Pero la magia de Lula no se acaba ahí. Cuando está junto a Alckmin, que es un católico conservador, evita cualquier referencia a asuntos espinosos tales como el aborto. Ya había generado polémica al defender que la interrupción del embarazo debe ser tratada como una cuestión de salud pública. Posteriormente insistió en esa idea pero tras puntualizar que él personalmente está en contra y recordar que es padre, abuelo y bisabuelo.
Ganar y gobernar
El fundador del PT tiene perfectamente claro que para aspirar a un tercer mandato de ninguna manera alcanzaría con la mera suma de los votos del arco ideológico de izquierda. Resulta imprescindible atraer al centro y a una parte del centroderecha que hace cuatro votó por Bolsonaro, en blanco o se abstuvo. Quienes se desencantaron con Bolsonaro constituyen el electorado más preciado. Hace cuatro años el odio al PT estaba extendido y fue crucial para que millones de personas aparentemente moderadas otorgaran su confianza a un diputado veterano con una agenda económica liberal y de reivindicación de la dictadura como Bolsonaro.
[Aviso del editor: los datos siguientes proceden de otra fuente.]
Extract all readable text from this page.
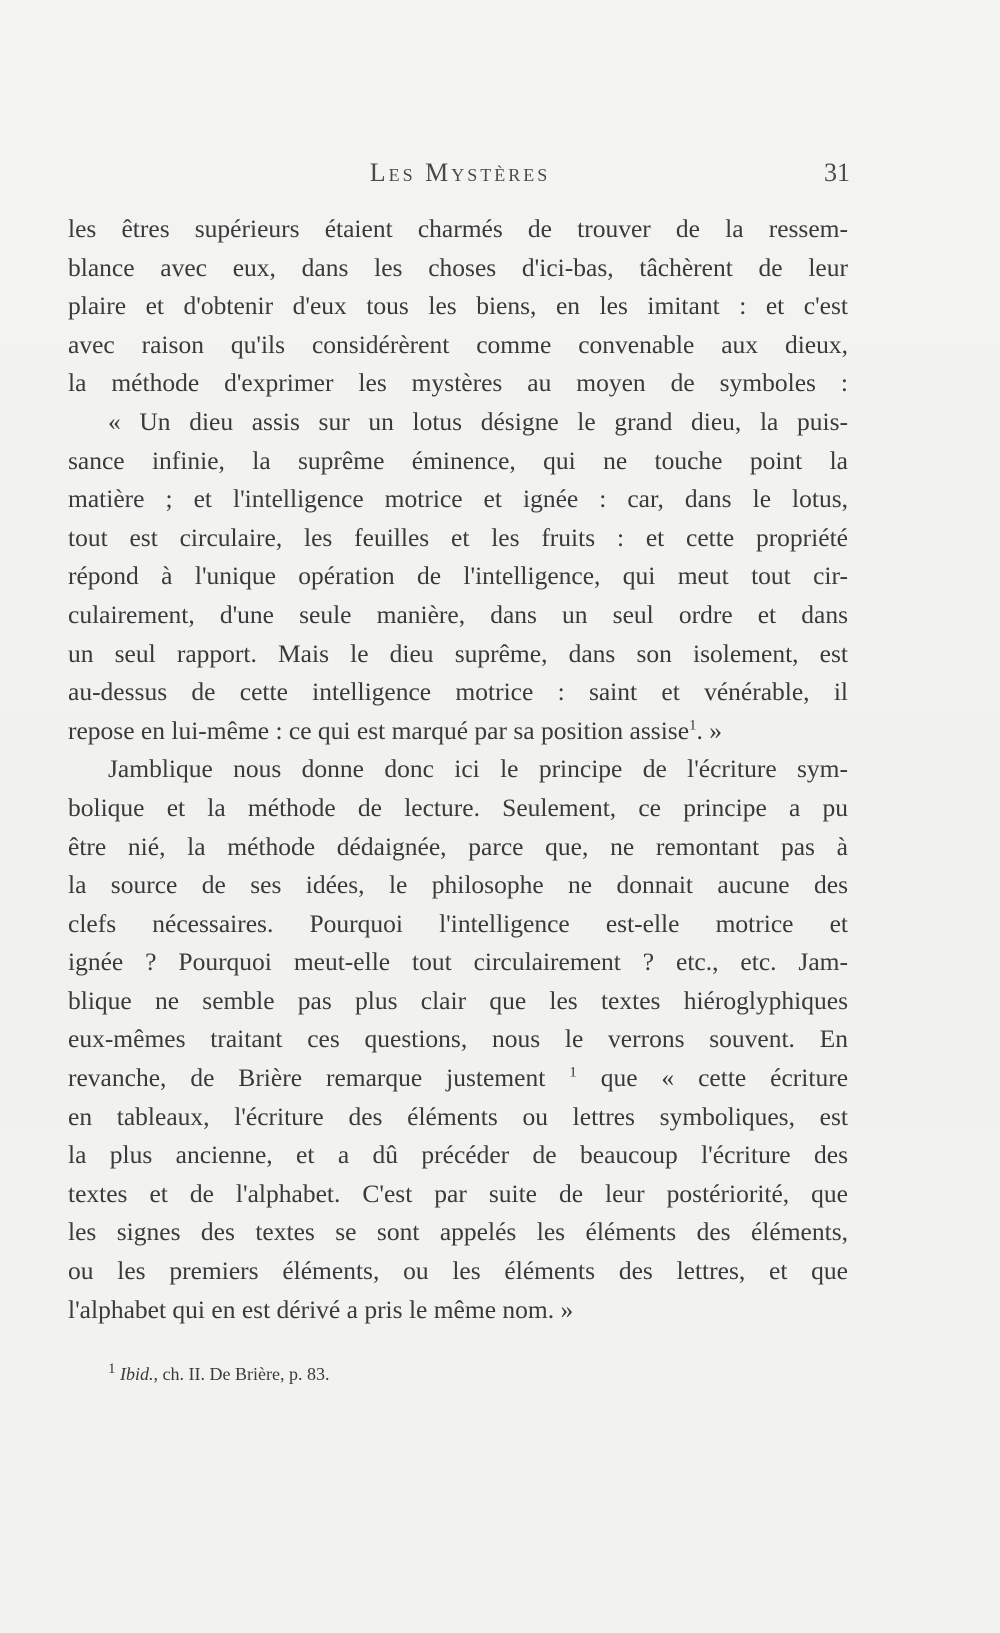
Les Mystères	31
les êtres supérieurs étaient charmés de trouver de la ressem-
blance avec eux, dans les choses d'ici-bas, tâchèrent de leur
plaire et d'obtenir d'eux tous les biens, en les imitant : et c'est
avec raison qu'ils considérèrent comme convenable aux dieux,
la méthode d'exprimer les mystères au moyen de symboles :
« Un dieu assis sur un lotus désigne le grand dieu, la puis-
sance infinie, la suprême éminence, qui ne touche point la
matière ; et l'intelligence motrice et ignée : car, dans le lotus,
tout est circulaire, les feuilles et les fruits : et cette propriété
répond à l'unique opération de l'intelligence, qui meut tout cir-
culairement, d'une seule manière, dans un seul ordre et dans
un seul rapport. Mais le dieu suprême, dans son isolement, est
au-dessus de cette intelligence motrice : saint et vénérable, il
repose en lui-même : ce qui est marqué par sa position assise$^1$. »
Jamblique nous donne donc ici le principe de l'écriture sym-
bolique et la méthode de lecture. Seulement, ce principe a pu
être nié, la méthode dédaignée, parce que, ne remontant pas à
la source de ses idées, le philosophe ne donnait aucune des
clefs nécessaires. Pourquoi l'intelligence est-elle motrice et
ignée ? Pourquoi meut-elle tout circulairement ? etc., etc. Jam-
blique ne semble pas plus clair que les textes hiéroglyphiques
eux-mêmes traitant ces questions, nous le verrons souvent. En
revanche, de Brière remarque justement $^1$ que « cette écriture
en tableaux, l'écriture des éléments ou lettres symboliques, est
la plus ancienne, et a dû précéder de beaucoup l'écriture des
textes et de l'alphabet. C'est par suite de leur postériorité, que
les signes des textes se sont appelés les éléments des éléments,
ou les premiers éléments, ou les éléments des lettres, et que
l'alphabet qui en est dérivé a pris le même nom. »
$^1$ Ibid., ch. II. De Brière, p. 83.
Aunque las encuestas indican actualmente que la polarización que representan Lula y Bolsonaro deja poco espacio más, el PSDB y otros pequeños partidos de centro siguen intentando construir una alternativa bajo el nombre de Unión Brasil. La candidatura presidencial del exjuez Sergio Moro ya fue descartada y él se unió a ese espacio. Aunque sea pequeño, si ese grupo centrista logra sumar votos, será muy posiblemente el que incline la balanza en un eventual balotaje. En ese contexto Alckmin sería decisivo.
Brasil está en precampaña electoral desde que sorpresivamente Lula fuera rehabilitado, cuando los jueces anularon las condenas por corrupción que lo llevaron a la cárcel mediante procesos cuestionados. Desde entonces, no tardó en establecer contactos con referentes de casi todo el espectro ideológico para construir alianzas que desbordaran su espacio político e incluyeran todo el territorio del país.
Si bien la defensa de la democracia es la prioridad para Lula, a partir del 7 de mayo, cuando comience oficialmente la campaña, deberá dedicarse a las urgencias que dicta la realidad, tales como la inflación, que está en cifras récord para Brasil, la pérdida del poder adquisitivo, el hambre: en definitiva, los efectos de una crisis económica profunda y prolongada. Y otro tema que además de urgente, pondrá en juego la vida y la muerte planetaria. La industria de la soja recrudece la deforestación de Brasil. Un informe alerta que, a pesar de los compromisos asumidos por el sector, las grandes comercializadoras de soja han incrementado la destrucción de zonas de alto valor ecológico en la Amazonía.
El 17 por ciento de las importaciones de soja brasileña que los países europeos realizan están vinculadas a la tala ilegal en zonas de altísimo valor ecológico.
Lula está haciendo todo lo que está a su alcance para ganarle a Bolsonaro. Pero cabe preguntar si estará a la altura de las circunstancias para gobernar a sus 76 años un país que multiplicó su complejidad desde que él dejó la presidencia el 31 de diciembre de 2010.